Mrs Elderkin, a former National Union of Teachers president, said that because the teacher was appealing, there is no immediate way of recovering the costs.
So to avoid the school going into deficit, the 63-year-old is retiring two years earlier than planned, in August. A deputy will cover her post for a year allowing the primary to save her pound;57,000 salary, which with pension and national insurance costs, will cover the bill.
Mrs Elderkin said: "As I was the only member of staff old enough to take retirement and go legitimately, it was easier for me to go than anyone else.
"I think most schools would think that if they are ever in this situation they would be supported by the LEA.

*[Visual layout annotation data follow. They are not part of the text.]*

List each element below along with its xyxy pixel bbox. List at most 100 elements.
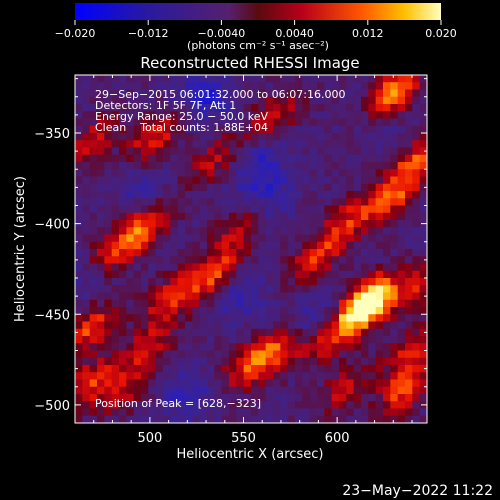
heatmap-cell [185, 249, 193, 257]
heatmap-cell [221, 183, 230, 192]
heatmap-cell [317, 386, 325, 395]
heatmap-cell [133, 372, 142, 380]
heatmap-cell [170, 357, 179, 366]
heatmap-cell [361, 350, 369, 359]
heatmap-cell [214, 154, 223, 163]
heatmap-cell [207, 234, 215, 243]
heatmap-cell [287, 372, 296, 380]
heatmap-cell [82, 227, 91, 235]
heatmap-cell [287, 278, 296, 286]
heatmap-cell [119, 292, 127, 301]
heatmap-cell [236, 82, 245, 90]
heatmap-cell [368, 394, 377, 402]
heatmap-cell [133, 96, 142, 105]
heatmap-cell [390, 386, 399, 395]
heatmap-cell [192, 285, 201, 293]
heatmap-cell [331, 343, 340, 351]
heatmap-cell [177, 415, 186, 424]
heatmap-cell [221, 285, 230, 293]
heatmap-cell [89, 256, 98, 264]
heatmap-cell [126, 111, 135, 119]
heatmap-cell [295, 154, 303, 163]
heatmap-cell [353, 285, 362, 293]
heatmap-cell [177, 140, 186, 148]
heatmap-cell [185, 365, 193, 373]
heatmap-cell [324, 394, 333, 402]
heatmap-cell [177, 96, 186, 105]
heatmap-cell [324, 292, 333, 301]
heatmap-cell [119, 372, 127, 380]
heatmap-cell [412, 408, 421, 417]
heatmap-cell [177, 357, 186, 366]
heatmap-cell [265, 372, 274, 380]
heatmap-cell [273, 89, 281, 98]
heatmap-cell [82, 314, 91, 322]
heatmap-cell [309, 104, 318, 112]
heatmap-cell [309, 147, 318, 156]
heatmap-cell [89, 241, 98, 250]
heatmap-cell [361, 227, 369, 235]
heatmap-cell [317, 394, 325, 402]
heatmap-cell [412, 205, 421, 214]
heatmap-cell [331, 191, 340, 199]
heatmap-cell [353, 162, 362, 170]
heatmap-cell [331, 111, 340, 119]
heatmap-cell [302, 372, 311, 380]
heatmap-cell [141, 249, 149, 257]
heatmap-cell [221, 125, 230, 134]
heatmap-cell [368, 343, 377, 351]
heatmap-cell [412, 96, 421, 105]
heatmap-cell [148, 118, 157, 127]
heatmap-cell [243, 111, 252, 119]
heatmap-cell [199, 299, 208, 308]
heatmap-cell [236, 307, 245, 315]
heatmap-cell [133, 343, 142, 351]
heatmap-cell [339, 125, 347, 134]
heatmap-cell [273, 176, 281, 185]
heatmap-cell [141, 176, 149, 185]
heatmap-cell [295, 401, 303, 409]
heatmap-cell [405, 183, 413, 192]
heatmap-cell [265, 270, 274, 279]
heatmap-cell [309, 328, 318, 337]
heatmap-cell [185, 75, 193, 83]
heatmap-cell [390, 89, 399, 98]
heatmap-cell [177, 118, 186, 127]
heatmap-cell [214, 278, 223, 286]
heatmap-cell [405, 227, 413, 235]
heatmap-cell [111, 89, 120, 98]
heatmap-cell [243, 401, 252, 409]
heatmap-cell [221, 205, 230, 214]
heatmap-cell [229, 198, 237, 206]
heatmap-cell [346, 292, 355, 301]
heatmap-cell [302, 249, 311, 257]
heatmap-cell [185, 96, 193, 105]
heatmap-cell [163, 321, 171, 330]
heatmap-cell [148, 285, 157, 293]
heatmap-cell [375, 111, 384, 119]
heatmap-cell [75, 96, 83, 105]
heatmap-cell [163, 183, 171, 192]
heatmap-cell [163, 263, 171, 272]
heatmap-cell [207, 147, 215, 156]
heatmap-cell [97, 415, 105, 424]
heatmap-cell [258, 176, 267, 185]
heatmap-cell [170, 96, 179, 105]
heatmap-cell [192, 118, 201, 127]
heatmap-cell [207, 285, 215, 293]
heatmap-cell [192, 299, 201, 308]
heatmap-cell [287, 386, 296, 395]
heatmap-cell [317, 104, 325, 112]
heatmap-cell [346, 140, 355, 148]
heatmap-cell [353, 227, 362, 235]
heatmap-cell [331, 147, 340, 156]
heatmap-cell [273, 111, 281, 119]
heatmap-cell [280, 198, 289, 206]
heatmap-cell [258, 401, 267, 409]
heatmap-cell [207, 162, 215, 170]
heatmap-cell [141, 292, 149, 301]
heatmap-cell [368, 249, 377, 257]
heatmap-cell [375, 169, 384, 177]
heatmap-cell [148, 82, 157, 90]
heatmap-cell [383, 162, 391, 170]
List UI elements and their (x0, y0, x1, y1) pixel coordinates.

"What is the point in delegating decisions over staff to schools if the authority then says 'Unless you take the decision we want then you are on your own'? We were not supported by our employer. They did not want to know."
She said every school could face the same problems if they decided to sack a teacher, as they are all responsible for their own budgets.

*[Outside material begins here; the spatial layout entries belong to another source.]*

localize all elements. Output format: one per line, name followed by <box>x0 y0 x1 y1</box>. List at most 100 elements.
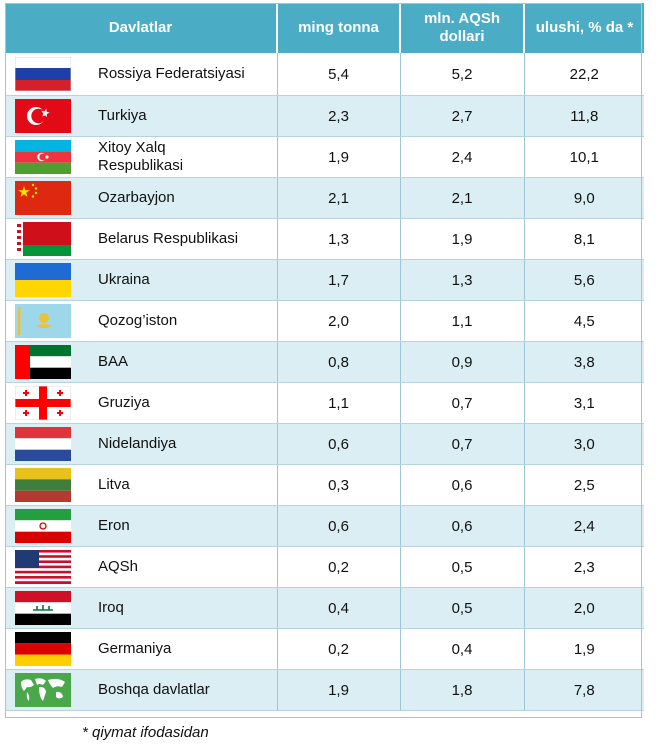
country-name: Ozarbayjon <box>98 189 175 206</box>
tonnes-cell: 2,1 <box>277 177 401 219</box>
usd-cell: 1,1 <box>400 300 525 342</box>
georgia-flag-icon <box>15 386 71 420</box>
country-cell: Eron <box>5 505 278 547</box>
header-row: Davlatlar ming tonna mln. AQSh dollari u… <box>5 3 644 53</box>
ukraine-flag-icon <box>15 263 71 297</box>
country-name: Ukraina <box>98 271 150 288</box>
share-cell: 10,1 <box>524 136 644 178</box>
usd-cell: 1,8 <box>400 669 525 711</box>
usd-cell: 0,4 <box>400 628 525 670</box>
usd-cell: 0,7 <box>400 382 525 424</box>
share-cell: 11,8 <box>524 95 644 137</box>
table-row: Belarus Respublikasi 1,3 1,9 8,1 <box>5 218 644 260</box>
usa-flag-icon <box>15 550 71 584</box>
table-row: Iroq 0,4 0,5 2,0 <box>5 587 644 629</box>
country-name: Xitoy Xalq Respublikasi <box>98 139 184 174</box>
country-cell: Xitoy Xalq Respublikasi <box>5 136 278 178</box>
share-cell: 7,8 <box>524 669 644 711</box>
usd-cell: 0,5 <box>400 546 525 588</box>
usd-cell: 5,2 <box>400 53 525 96</box>
share-cell: 2,5 <box>524 464 644 506</box>
table-row: Litva 0,3 0,6 2,5 <box>5 464 644 506</box>
usd-cell: 0,9 <box>400 341 525 383</box>
country-cell: Turkiya <box>5 95 278 137</box>
country-name: BAA <box>98 353 129 370</box>
country-name: Boshqa davlatlar <box>98 681 210 698</box>
country-cell: Litva <box>5 464 278 506</box>
country-name: Turkiya <box>98 107 147 124</box>
table-row: Boshqa davlatlar 1,9 1,8 7,8 <box>5 669 644 711</box>
country-name: Nidelandiya <box>98 435 177 452</box>
table-row: Ozarbayjon 2,1 2,1 9,0 <box>5 177 644 219</box>
tonnes-cell: 1,3 <box>277 218 401 260</box>
tonnes-cell: 1,9 <box>277 669 401 711</box>
country-name: Belarus Respublikasi <box>98 230 239 247</box>
table-row: BAA 0,8 0,9 3,8 <box>5 341 644 383</box>
usd-cell: 0,5 <box>400 587 525 629</box>
table-row: Qozog’iston 2,0 1,1 4,5 <box>5 300 644 342</box>
table-row: Ukraina 1,7 1,3 5,6 <box>5 259 644 301</box>
netherlands-flag-icon <box>15 427 71 461</box>
country-cell: BAA <box>5 341 278 383</box>
country-name: Litva <box>98 476 130 493</box>
share-cell: 3,0 <box>524 423 644 465</box>
country-cell: Ozarbayjon <box>5 177 278 219</box>
belarus-flag-icon <box>15 222 71 256</box>
usd-cell: 2,4 <box>400 136 525 178</box>
country-name: Qozog’iston <box>98 312 178 329</box>
iran-flag-icon <box>15 509 71 543</box>
export-table: Davlatlar ming tonna mln. AQSh dollari u… <box>5 3 644 711</box>
share-cell: 3,8 <box>524 341 644 383</box>
country-cell: Rossiya Federatsiyasi <box>5 53 278 96</box>
share-cell: 2,3 <box>524 546 644 588</box>
share-cell: 3,1 <box>524 382 644 424</box>
country-name: Rossiya Federatsiyasi <box>98 65 245 82</box>
country-name: Gruziya <box>98 394 150 411</box>
usd-cell: 0,7 <box>400 423 525 465</box>
table-row: Xitoy Xalq Respublikasi 1,9 2,4 10,1 <box>5 136 644 178</box>
country-name: Eron <box>98 517 130 534</box>
usd-cell: 2,7 <box>400 95 525 137</box>
country-cell: Ukraina <box>5 259 278 301</box>
table-row: Nidelandiya 0,6 0,7 3,0 <box>5 423 644 465</box>
table-row: Gruziya 1,1 0,7 3,1 <box>5 382 644 424</box>
azerbaijan-flag-icon <box>15 140 71 174</box>
world-map-icon <box>15 673 71 707</box>
russia-flag-icon <box>15 57 71 91</box>
share-cell: 9,0 <box>524 177 644 219</box>
share-cell: 5,6 <box>524 259 644 301</box>
country-name: Germaniya <box>98 640 172 657</box>
tonnes-cell: 0,6 <box>277 505 401 547</box>
usd-cell: 1,3 <box>400 259 525 301</box>
kazakhstan-flag-icon <box>15 304 71 338</box>
tonnes-cell: 0,2 <box>277 546 401 588</box>
usd-cell: 2,1 <box>400 177 525 219</box>
uae-flag-icon <box>15 345 71 379</box>
table-row: AQSh 0,2 0,5 2,3 <box>5 546 644 588</box>
tonnes-cell: 1,1 <box>277 382 401 424</box>
table-row: Germaniya 0,2 0,4 1,9 <box>5 628 644 670</box>
country-cell: AQSh <box>5 546 278 588</box>
table-row: Turkiya 2,3 2,7 11,8 <box>5 95 644 137</box>
tonnes-cell: 5,4 <box>277 53 401 96</box>
tonnes-cell: 1,7 <box>277 259 401 301</box>
share-cell: 22,2 <box>524 53 644 96</box>
footnote: * qiymat ifodasidan <box>82 724 209 741</box>
germany-flag-icon <box>15 632 71 666</box>
country-cell: Qozog’iston <box>5 300 278 342</box>
iraq-flag-icon <box>15 591 71 625</box>
tonnes-cell: 0,8 <box>277 341 401 383</box>
tonnes-cell: 0,4 <box>277 587 401 629</box>
table-row: Rossiya Federatsiyasi 5,4 5,2 22,2 <box>5 53 644 96</box>
country-cell: Germaniya <box>5 628 278 670</box>
tonnes-cell: 1,9 <box>277 136 401 178</box>
header-country: Davlatlar <box>5 3 278 53</box>
table-row: Eron 0,6 0,6 2,4 <box>5 505 644 547</box>
tonnes-cell: 2,0 <box>277 300 401 342</box>
country-cell: Boshqa davlatlar <box>5 669 278 711</box>
usd-cell: 1,9 <box>400 218 525 260</box>
share-cell: 8,1 <box>524 218 644 260</box>
tonnes-cell: 0,3 <box>277 464 401 506</box>
turkey-flag-icon <box>15 99 71 133</box>
country-name: AQSh <box>98 558 139 575</box>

Salford council said it correctly warned the school that the matter could end up at a tribunal and suggested that governors should give Ms Mehra a final written warning instead of sacking her.
But Mrs Elderkin said: "The governors have disciplinary responsibilities.
They have a duty of care to the children and the parents. We took the right decision."
A Salford council spokesman said: "The final decision was a matter for the governors, in full knowledge of the possible outcomes.
"It is obviously a matter of great concern that the employment tribunal which resulted from this case has incurred such high costs for the school.
Whilst those costs are the responsibility of the school's governing body, the LEA will work sympathetically with the school to help them manage the situation and to manage the impact of this unexpected level of expenditure."